The global concerns about the chip shortage were underscored at recent quarterly earnings calls held by companies from Taiwan Semiconductor Manufacturing Co. to South Korea’s SK Hynix.
“We are under great pressure now,” said Zhao Haijun, co-CEO of China’s top chipmaker Semiconductor Manufacturing International Corp., which last week announced plans to expand capacity by 45,000 wafers per month at its fabrication plant for 8-inch chips this year.
However, the company cautioned that the capacity boost would not occur quickly due to longer lead times for equipment procurement, as it grapples with supply chain disruptions caused by sanctions imposed by the former Trump administration.

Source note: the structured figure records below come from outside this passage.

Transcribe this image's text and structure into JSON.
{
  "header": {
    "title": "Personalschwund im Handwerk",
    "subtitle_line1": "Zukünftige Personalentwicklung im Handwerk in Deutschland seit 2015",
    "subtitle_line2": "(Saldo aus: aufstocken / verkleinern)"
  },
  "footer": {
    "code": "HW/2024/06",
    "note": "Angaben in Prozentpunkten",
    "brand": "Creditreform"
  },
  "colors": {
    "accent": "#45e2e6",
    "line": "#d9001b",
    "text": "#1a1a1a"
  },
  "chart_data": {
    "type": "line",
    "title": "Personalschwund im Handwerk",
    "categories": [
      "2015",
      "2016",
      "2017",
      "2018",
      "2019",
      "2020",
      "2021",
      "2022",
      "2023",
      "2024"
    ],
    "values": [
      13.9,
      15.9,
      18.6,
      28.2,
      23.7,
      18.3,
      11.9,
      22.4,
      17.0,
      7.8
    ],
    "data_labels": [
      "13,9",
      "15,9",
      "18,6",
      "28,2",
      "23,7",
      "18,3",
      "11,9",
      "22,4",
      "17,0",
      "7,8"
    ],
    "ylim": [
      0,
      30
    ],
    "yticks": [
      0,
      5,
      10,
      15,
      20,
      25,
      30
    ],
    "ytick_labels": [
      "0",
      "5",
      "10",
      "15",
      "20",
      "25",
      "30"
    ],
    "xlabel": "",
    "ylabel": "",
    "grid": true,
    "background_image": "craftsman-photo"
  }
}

“We basically have at least one video conference a day with a customer on how we can increase capacity, what adjustments we can make on products,” Zhao said.
TSMC, the world’s top contract chipmaker, said it was “expediting” auto-related products through its wafer fabs and reallocating wafer capacity. It now expects to lift capital spending on the production and development of advanced chips to between $25-28 billion this year, as much as 60% higher than the amount it spent in 2020.
United Microelectronics Corp., another Taiwanese chipmaker, plans to spend $1.5 billion on new equipment this year, up 50 percent from $1 billion last year, it said.
South Korea’s SK Hynix, the world’s No. 2 memory chipmaker, said it was speeding up plans to relocate its 8-inch facilities to China, which is expected to reduce costs, in light of the boom in 8-inch chips. The company wants the relocation to happen “as soon as possible” rather than over an initially planned two-year period.
Renesas Electronics Corp. said on Monday it is in talks to buy Anglo-German chip designer Dialog Semiconductor for about $6 billion in cash, as the Japanese chipmaker looks to take advantage of the growing demand for automotive chips. Renesas is due to release its latest results on Wednesday.
The combination of supply shortages and surging demand has put pressure on prices. UMC expects overall chip prices to rise 4-6 percent this year due to supply constraints set to last for another few quarters, while Renesas told Reuters the company has been negotiating for a 15 percent increase on auto chips and between 10 percent to 20 percent for other chips.
Japanese companies with automotive semiconductor related business have so far provided few details related to any shortages or how customers have been affected.
“We are working hard with semiconductor manufacturers, and the supply crunch should ease as capacity growth catches up this summer,” Yasushi Matsui, the chief financial officer at key Toyota Motor Corp. parts supplier Denso Corp., said last week.
Fang Leuh, the chairman of Vanguard International Semiconductor Corp., whose biggest single shareholder is TSMC, said the demand frenzy “would not last forever.”
“Sooner or later it will overheat, there will be some comedown or setback.”